Immaturity shows up thinking about itself.

Maturity shows up thinking about others.

In my immature twenties, I used language in a presentation that offended some and got me in hot water. When it hit the fan, all I thought about was my own pain. I didn’t think about how my behavior damaged our organization and harmed our leadership.

Immature cp. mature:

Two-year-olds focus exclusively on themselves. It’s all about them.

Mature leaders obsess about people.

Mature leaders respect the power and impact of their words and behaviors on others.

Immature leaders feel indignant when their behaviors are called out, as if you offended them.

You’ll never be a leader until you get out of yourself and care for others. (I use ‘maturity’ and ‘caring for others’ interchangeably.)

You might exercise control, pressure people, and boss, but you can’t lead until you care about something more than yourself.

Compare immature and mature:

  1. I’m stressed out compared to I’m stressing others out.
  2. This harms me compared to this injures my boss’s reputation.
  3. I’m hurt compared to I damaged my organization.

Illustration: leadership collateral

Mature leaders earn respect that immature team members squander. When you act irresponsibly, you steal a bit of your leader’s status. Status is one measure of our ability to influence.

Suppose you dropped the ball?

Immature team members think about personal consequences.
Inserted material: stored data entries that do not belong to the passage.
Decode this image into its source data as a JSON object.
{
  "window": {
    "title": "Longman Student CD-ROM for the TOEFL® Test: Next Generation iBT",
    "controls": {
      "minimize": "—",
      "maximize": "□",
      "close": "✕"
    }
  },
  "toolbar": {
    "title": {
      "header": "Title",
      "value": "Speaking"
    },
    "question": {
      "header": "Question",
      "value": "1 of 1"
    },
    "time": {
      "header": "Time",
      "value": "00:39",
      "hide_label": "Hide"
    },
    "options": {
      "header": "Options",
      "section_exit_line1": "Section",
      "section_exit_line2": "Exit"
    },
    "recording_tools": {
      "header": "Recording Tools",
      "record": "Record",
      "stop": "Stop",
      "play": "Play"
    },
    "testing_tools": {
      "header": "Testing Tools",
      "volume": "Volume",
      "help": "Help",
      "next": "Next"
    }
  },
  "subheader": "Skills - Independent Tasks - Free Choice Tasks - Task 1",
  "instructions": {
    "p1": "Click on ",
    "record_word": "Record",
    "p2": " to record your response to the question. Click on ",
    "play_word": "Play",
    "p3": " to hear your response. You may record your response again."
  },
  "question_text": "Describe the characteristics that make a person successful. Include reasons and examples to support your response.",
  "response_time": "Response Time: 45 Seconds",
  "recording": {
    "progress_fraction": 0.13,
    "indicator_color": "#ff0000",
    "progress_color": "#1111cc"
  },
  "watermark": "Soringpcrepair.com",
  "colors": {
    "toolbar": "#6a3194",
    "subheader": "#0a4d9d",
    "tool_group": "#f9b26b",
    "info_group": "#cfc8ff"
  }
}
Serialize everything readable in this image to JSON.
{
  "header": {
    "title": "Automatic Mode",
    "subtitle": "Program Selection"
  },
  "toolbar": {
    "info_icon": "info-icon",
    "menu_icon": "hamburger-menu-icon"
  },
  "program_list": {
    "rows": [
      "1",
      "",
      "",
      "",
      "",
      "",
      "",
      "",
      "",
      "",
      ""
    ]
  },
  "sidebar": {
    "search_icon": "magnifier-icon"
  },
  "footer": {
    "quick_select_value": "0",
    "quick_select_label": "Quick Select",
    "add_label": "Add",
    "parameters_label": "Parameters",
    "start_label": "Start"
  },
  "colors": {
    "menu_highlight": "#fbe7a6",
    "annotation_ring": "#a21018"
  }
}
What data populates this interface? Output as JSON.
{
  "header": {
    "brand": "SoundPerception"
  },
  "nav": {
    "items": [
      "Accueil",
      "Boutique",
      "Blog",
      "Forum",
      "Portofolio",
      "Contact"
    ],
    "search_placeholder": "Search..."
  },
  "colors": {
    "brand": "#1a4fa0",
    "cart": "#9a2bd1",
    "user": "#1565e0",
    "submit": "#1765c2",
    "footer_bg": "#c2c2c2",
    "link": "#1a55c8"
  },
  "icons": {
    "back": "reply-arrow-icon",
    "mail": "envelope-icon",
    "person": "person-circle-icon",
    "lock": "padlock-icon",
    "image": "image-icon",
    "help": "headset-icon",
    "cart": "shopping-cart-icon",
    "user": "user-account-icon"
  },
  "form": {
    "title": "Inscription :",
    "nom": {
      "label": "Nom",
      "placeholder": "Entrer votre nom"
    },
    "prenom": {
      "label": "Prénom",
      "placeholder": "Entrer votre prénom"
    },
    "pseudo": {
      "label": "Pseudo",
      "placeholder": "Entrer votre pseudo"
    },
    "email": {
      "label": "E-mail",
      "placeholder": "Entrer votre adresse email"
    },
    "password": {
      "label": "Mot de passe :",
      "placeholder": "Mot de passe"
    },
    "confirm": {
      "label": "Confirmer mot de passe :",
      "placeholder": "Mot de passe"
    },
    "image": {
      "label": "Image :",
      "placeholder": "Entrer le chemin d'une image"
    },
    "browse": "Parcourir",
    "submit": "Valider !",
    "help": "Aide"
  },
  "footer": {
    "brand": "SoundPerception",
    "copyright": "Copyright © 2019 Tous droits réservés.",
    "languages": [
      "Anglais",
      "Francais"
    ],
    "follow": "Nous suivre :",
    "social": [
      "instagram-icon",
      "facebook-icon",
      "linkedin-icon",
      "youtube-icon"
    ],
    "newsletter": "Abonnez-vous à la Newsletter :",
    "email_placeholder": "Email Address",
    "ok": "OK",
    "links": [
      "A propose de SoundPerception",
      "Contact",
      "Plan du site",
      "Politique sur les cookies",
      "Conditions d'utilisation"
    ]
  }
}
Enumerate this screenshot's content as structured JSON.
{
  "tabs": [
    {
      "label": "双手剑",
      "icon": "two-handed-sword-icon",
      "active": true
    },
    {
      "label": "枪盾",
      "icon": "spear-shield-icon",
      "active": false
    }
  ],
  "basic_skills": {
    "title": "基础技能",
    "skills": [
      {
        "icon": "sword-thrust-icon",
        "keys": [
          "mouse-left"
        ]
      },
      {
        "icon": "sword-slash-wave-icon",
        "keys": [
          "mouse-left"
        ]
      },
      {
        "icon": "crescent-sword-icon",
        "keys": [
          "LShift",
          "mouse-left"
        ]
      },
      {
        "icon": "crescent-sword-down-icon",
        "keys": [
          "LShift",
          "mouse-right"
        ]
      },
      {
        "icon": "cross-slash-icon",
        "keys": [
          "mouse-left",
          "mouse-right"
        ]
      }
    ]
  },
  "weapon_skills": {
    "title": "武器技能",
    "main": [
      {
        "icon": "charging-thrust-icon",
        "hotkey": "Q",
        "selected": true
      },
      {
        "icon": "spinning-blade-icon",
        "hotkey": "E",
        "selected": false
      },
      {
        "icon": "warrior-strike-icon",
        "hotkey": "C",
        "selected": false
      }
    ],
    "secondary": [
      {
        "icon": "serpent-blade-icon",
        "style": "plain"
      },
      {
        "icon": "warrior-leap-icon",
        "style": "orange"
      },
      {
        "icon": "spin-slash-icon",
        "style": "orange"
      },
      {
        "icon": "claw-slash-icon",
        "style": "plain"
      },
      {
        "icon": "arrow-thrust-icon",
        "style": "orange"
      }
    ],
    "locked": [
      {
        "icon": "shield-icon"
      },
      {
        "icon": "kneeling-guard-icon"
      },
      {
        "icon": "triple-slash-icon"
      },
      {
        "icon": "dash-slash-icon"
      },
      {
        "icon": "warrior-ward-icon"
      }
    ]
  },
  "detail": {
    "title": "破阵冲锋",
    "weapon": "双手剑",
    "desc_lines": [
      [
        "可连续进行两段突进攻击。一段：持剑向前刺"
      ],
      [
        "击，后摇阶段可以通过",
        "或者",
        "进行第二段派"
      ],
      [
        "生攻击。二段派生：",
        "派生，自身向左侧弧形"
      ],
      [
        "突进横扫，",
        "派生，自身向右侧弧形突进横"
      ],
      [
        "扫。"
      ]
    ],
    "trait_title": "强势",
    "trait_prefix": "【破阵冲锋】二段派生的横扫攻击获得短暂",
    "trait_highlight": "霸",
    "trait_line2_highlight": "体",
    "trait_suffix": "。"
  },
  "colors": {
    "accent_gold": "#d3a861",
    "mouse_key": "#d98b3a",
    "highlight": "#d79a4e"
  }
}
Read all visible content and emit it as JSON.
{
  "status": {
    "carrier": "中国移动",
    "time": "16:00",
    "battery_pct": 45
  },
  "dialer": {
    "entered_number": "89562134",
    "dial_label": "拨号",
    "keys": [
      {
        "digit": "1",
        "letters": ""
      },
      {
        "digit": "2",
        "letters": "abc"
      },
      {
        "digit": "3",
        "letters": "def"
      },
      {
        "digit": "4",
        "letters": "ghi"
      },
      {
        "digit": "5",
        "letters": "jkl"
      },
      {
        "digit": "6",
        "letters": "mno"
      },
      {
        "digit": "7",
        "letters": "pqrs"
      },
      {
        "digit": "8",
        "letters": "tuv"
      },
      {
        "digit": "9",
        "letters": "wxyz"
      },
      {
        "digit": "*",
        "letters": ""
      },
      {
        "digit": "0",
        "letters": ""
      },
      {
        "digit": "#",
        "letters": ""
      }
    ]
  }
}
Mature leaders think about the impact of their unreliability on others.

In other words, when you act irresponsibly you steal a bit of your leader’s ability to lead effectively.

From “I” to “we” – 3 questions:

  1. How is my presence impacting colleagues?
  2. How is my behavior reflecting on my boss?
  3. How does my performance impact customers?

Growing leaders learn to take the perspective of others and consider the impact of their words and behaviors.

What are the signs of immature leadership?

What are the signs of mature leadership?